Page 3959 - Week 13 - Wednesday, 9 November 1994

Next page . . . . Previous page . . . . Speeches . . . . Contents . . . . Debates(HTML) . . . . PDF . . . .


Ms Follett was unable to give a commitment to the people of this Territory that she will fight to make sure that that asset is preserved or that we get the true value of that asset for the people of the ACT. It is a matter of record that, when the time comes and the greater leverage of the Federal Government over the ACT Government comes to bear, this Government's craven relinquishment of a bargaining position in this matter will count very heavily against the ACT.

Madam Speaker, you cannot have the National Museum of Australia, as envisaged, on the Acton site. You will end up with a reduced concept. That site is about 25 to 30 hectares. The site at Yarramundi is 88 hectares or thereabouts. We have all seen the plans. We know what the plans are all about. We know that they entail a very open, laid-out kind of park atmosphere for the National Museum at Yarramundi Reach. That was the plan; that is what everybody thought was a great idea. It was not going to be what Paul Keating ironically called a mausoleum - great halls full of cavernous spaces where people could look at things in cases. It was going to be an interactive exhibition where people could actually see, maybe touch, walk around and be part of, in an Australian setting, the things that made Australia's heritage. That was the concept. You know, Mr Wood, that that cannot happen on the Acton Peninsula.

Mr Wood: Mrs Carnell does not know that.

MR HUMPHRIES: When Mrs Carnell talked about the site, it was in the context of the decision by this ACT Government to get that site and to pay money for it.

Mr Wood: She was always happy for Acton to have the museum.

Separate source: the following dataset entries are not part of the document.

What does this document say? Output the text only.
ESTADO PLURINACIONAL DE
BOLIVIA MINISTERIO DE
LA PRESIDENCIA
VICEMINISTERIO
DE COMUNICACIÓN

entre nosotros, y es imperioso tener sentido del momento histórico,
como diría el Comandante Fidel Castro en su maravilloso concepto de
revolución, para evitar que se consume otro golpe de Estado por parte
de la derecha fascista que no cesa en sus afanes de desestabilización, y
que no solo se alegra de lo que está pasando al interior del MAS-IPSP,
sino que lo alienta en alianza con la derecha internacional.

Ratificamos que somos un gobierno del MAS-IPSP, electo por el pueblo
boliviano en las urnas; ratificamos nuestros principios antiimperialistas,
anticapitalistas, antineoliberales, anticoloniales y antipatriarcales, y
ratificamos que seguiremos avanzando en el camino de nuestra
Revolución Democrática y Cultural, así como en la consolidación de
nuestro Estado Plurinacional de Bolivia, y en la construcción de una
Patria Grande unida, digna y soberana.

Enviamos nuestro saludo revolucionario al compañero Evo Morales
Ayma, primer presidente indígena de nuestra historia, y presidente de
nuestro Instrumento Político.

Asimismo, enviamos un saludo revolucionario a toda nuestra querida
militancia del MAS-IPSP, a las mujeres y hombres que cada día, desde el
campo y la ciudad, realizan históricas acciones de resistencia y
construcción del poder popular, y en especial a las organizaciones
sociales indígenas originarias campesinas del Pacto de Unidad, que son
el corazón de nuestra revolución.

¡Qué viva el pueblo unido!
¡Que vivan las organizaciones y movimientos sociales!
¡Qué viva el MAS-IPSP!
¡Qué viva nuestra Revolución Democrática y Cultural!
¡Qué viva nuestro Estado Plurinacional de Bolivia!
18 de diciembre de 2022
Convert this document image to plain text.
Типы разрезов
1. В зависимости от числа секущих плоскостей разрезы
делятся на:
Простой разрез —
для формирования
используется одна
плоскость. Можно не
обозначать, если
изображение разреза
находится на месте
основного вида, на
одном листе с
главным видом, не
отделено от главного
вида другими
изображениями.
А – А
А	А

MR HUMPHRIES: No, Madam Speaker. I can see it coming now. Mr Wood is going to claim that Mrs Carnell is happy to have the National Museum on the Acton site. The position is that the preferred site has always been Yarramundi, and we want to hold the Federal Government to that promise.

Mrs Carnell also wants a full museum, not just the Gallery of Aboriginal Australia. You are not going to live with that, and your Federal colleagues are not going to live with that. You know that the most likely fate of those elements of the museum which are not going on Acton - namely, the social history of Australia and the Australia and its environment aspects - are as likely as not going to end up on the road. They are going to end up inside big semitrailers being hauled all over this country like a travelling road show, and the full-scale museum which should have been here in Canberra is not going to be here. I am ashamed about that; I am ashamed to think that our Federal Government is putting us in that position, but that indeed is what is happening. Travelling cultural sideshows are no substitute for a genuine national museum which is open in the national capital to all Australians and which houses a collection of valuable artefacts which Australians want to see.